A raft of other measures have also been introduced. The Financial Sector Charter, which was published in 2004, called for banks to commit 0.2% of their after-tax profits to supporting financial education. A microinsurance framework was published in 2011, while the South African Postbank Act was passed in 2011. It will regularise the institution, which had operated under a Banks Act exemption; under the new act, the SAPO will receive a banking licence. A Cooperative Banks Act was also passed in 2007 to formalise what to date had been informal and poorly regulated institutions, such as savings pools. The first cooperative under the act was chartered in 2011.
These policies, programmes and efforts have had mixed results so far. While the Mzansi initiative was a success in terms of the overall number of accounts opened, the programme languished. Accounts became inactive and banks stopped promoting them. The institutions found that the limits on design made the products relatively unprofitable, and they started to offer alternative low-income accounts. As a result, authorities and other sector participants started to focus on delivery channels and competition to drive inclusion. The microinsurance framework, meanwhile, was dropped, and the decision was made to roll it into the so-called Twin Peaks legislation, due for 2015. The SAPO licence has been delayed, while only two cooperatives have successfully registered with the SARB. Minimum capital levels were set, and most institutions that were otherwise qualified to be registered were unable to meet the threshold.
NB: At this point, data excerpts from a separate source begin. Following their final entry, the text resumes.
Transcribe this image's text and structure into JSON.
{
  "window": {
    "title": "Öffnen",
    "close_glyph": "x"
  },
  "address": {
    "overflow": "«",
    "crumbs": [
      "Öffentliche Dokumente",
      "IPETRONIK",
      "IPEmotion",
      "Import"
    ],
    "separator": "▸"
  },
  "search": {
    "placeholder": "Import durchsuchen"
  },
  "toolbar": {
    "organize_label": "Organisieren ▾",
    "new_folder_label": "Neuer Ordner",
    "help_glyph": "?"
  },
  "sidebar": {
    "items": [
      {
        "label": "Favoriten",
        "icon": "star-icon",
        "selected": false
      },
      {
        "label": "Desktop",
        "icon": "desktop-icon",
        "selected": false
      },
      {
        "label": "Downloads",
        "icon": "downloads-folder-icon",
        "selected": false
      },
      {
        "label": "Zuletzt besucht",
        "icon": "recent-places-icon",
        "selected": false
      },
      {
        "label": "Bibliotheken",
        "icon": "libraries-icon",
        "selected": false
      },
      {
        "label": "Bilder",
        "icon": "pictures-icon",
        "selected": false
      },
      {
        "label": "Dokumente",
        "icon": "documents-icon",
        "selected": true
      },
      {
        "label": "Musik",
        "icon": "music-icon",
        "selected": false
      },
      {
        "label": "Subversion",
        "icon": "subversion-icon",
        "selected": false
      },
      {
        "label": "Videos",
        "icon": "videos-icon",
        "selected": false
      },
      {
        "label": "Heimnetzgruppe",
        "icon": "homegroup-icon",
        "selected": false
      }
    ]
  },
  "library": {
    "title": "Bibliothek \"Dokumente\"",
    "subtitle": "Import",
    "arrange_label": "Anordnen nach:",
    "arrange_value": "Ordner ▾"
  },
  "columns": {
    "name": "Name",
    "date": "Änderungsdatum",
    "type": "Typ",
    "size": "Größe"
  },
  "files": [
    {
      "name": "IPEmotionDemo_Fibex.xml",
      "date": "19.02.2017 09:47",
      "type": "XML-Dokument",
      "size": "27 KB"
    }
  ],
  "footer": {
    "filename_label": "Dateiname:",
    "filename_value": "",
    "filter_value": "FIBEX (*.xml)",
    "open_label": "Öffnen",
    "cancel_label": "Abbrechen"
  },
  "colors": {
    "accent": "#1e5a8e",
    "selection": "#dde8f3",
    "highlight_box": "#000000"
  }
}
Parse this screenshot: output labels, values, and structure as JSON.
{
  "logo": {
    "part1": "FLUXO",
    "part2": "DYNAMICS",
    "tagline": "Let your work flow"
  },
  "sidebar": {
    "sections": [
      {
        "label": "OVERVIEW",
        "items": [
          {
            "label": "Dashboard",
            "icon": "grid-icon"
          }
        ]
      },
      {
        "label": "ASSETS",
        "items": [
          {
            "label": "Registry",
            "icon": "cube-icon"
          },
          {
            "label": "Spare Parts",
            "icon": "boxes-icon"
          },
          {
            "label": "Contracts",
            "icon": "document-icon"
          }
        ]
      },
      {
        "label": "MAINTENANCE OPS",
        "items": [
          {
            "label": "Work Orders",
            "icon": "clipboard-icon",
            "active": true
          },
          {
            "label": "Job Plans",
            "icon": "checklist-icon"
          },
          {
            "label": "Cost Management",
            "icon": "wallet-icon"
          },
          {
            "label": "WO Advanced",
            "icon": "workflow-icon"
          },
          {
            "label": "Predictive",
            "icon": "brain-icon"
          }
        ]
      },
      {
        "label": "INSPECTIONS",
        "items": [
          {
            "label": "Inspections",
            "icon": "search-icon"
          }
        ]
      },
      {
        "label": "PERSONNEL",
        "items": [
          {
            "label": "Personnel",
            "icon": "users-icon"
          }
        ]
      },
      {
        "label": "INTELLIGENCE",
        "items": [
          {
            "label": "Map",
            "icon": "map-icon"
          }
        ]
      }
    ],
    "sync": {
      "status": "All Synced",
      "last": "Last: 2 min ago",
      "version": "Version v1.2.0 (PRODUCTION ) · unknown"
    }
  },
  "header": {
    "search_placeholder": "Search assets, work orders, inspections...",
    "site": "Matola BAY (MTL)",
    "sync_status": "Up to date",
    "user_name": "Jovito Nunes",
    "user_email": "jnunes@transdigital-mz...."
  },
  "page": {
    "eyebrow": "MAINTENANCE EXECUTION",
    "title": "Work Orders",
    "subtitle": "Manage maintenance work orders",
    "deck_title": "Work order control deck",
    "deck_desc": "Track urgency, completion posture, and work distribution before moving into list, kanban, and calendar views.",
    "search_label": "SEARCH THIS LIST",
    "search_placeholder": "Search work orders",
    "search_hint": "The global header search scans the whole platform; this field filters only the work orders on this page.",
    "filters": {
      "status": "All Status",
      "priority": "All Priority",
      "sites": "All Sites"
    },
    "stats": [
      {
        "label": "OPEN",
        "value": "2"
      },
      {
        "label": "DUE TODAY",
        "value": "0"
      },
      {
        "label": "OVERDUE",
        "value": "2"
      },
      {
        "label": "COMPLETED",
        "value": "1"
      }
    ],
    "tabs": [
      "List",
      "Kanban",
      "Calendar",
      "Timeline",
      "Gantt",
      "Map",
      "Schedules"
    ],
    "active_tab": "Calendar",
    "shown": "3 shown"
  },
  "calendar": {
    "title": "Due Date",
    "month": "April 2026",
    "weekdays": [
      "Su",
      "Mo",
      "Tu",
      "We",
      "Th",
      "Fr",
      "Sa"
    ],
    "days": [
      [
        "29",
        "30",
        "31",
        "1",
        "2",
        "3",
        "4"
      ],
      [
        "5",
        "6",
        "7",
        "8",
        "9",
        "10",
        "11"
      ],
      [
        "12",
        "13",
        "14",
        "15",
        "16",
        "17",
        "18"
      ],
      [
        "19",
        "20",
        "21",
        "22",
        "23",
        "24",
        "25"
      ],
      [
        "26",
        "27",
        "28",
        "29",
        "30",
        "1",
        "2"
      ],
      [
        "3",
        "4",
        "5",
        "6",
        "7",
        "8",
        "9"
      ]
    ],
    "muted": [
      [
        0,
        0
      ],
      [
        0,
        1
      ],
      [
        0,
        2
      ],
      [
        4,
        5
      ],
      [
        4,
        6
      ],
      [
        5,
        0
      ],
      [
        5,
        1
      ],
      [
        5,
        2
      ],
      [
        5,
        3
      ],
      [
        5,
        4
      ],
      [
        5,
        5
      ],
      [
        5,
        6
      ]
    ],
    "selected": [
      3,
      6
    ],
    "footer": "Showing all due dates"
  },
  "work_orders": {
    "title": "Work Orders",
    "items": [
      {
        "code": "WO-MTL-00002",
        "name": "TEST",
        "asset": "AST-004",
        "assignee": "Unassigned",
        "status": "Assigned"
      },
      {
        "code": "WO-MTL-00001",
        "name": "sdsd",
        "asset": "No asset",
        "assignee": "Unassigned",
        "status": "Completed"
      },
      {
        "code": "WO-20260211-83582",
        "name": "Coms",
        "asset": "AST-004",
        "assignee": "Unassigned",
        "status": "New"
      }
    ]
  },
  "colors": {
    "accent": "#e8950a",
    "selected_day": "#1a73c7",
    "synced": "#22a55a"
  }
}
Despite some of the programmes being ineffective, South Africa has done well in terms of getting people banked. Finmark’s “FinScope South Africa 2014”, a survey published at the end of 2014, found that financial inclusion had hit 86%, up from 61% in 2004. Research indicates that the country is well served, especially when compared with Africa as a whole, where US-based consultancy McKinsey & Company estimated that 80% of people are not banked.
Relatively speaking, the current rate is quite high when compared with other services and utilities. Only 81% of South Africans have running water and only 64% have flush toilets. Finmark did, however, note that bank usage has not budged in recent years, stuck at 75% in 2013 and 2014. It also found some distressing results in terms of formal savings products. Only 20% of South Africans have such accounts and only 44% of salaried individuals have savings or retirement accounts.
The failure of the African Bank is quite relevant to the inclusion debate. The bank made unsecured loans to many of the country’s poorer residents, and while it has attracted criticism for some of its more aggressive sales tactics, it is also seen as performing an important role in providing credit to individuals who otherwise would be outside of the banking system and pushed into informal networks. The bank itself was not deemed by the authorities to be too big to fail, but was seen as too key to central aspects of the economy to be allowed to collapse. Because of its role in pushing and expanding inclusion, the SARB felt compelled to keep it going. The rescue of the bank was seen as much an effort to help the poor as to help the bank itself.
The authorities are stuck with the same conundrum when it comes to the more general subject of household debt. While it is widely acknowledged that consumers have borrowed too much, with perhaps half of those with debt behind on payments, and that some institutions have been lax in their credit analysis, the expansion of credit is good for financial inclusion. It is certainly important that the new standards on assessing borrowers be implemented, but the new guidelines, if followed too strictly, could choke off credit where it is most needed. Striking a balance between encouraging credit growth and ensuring people are qualified to borrow will be a difficult but important task ahead.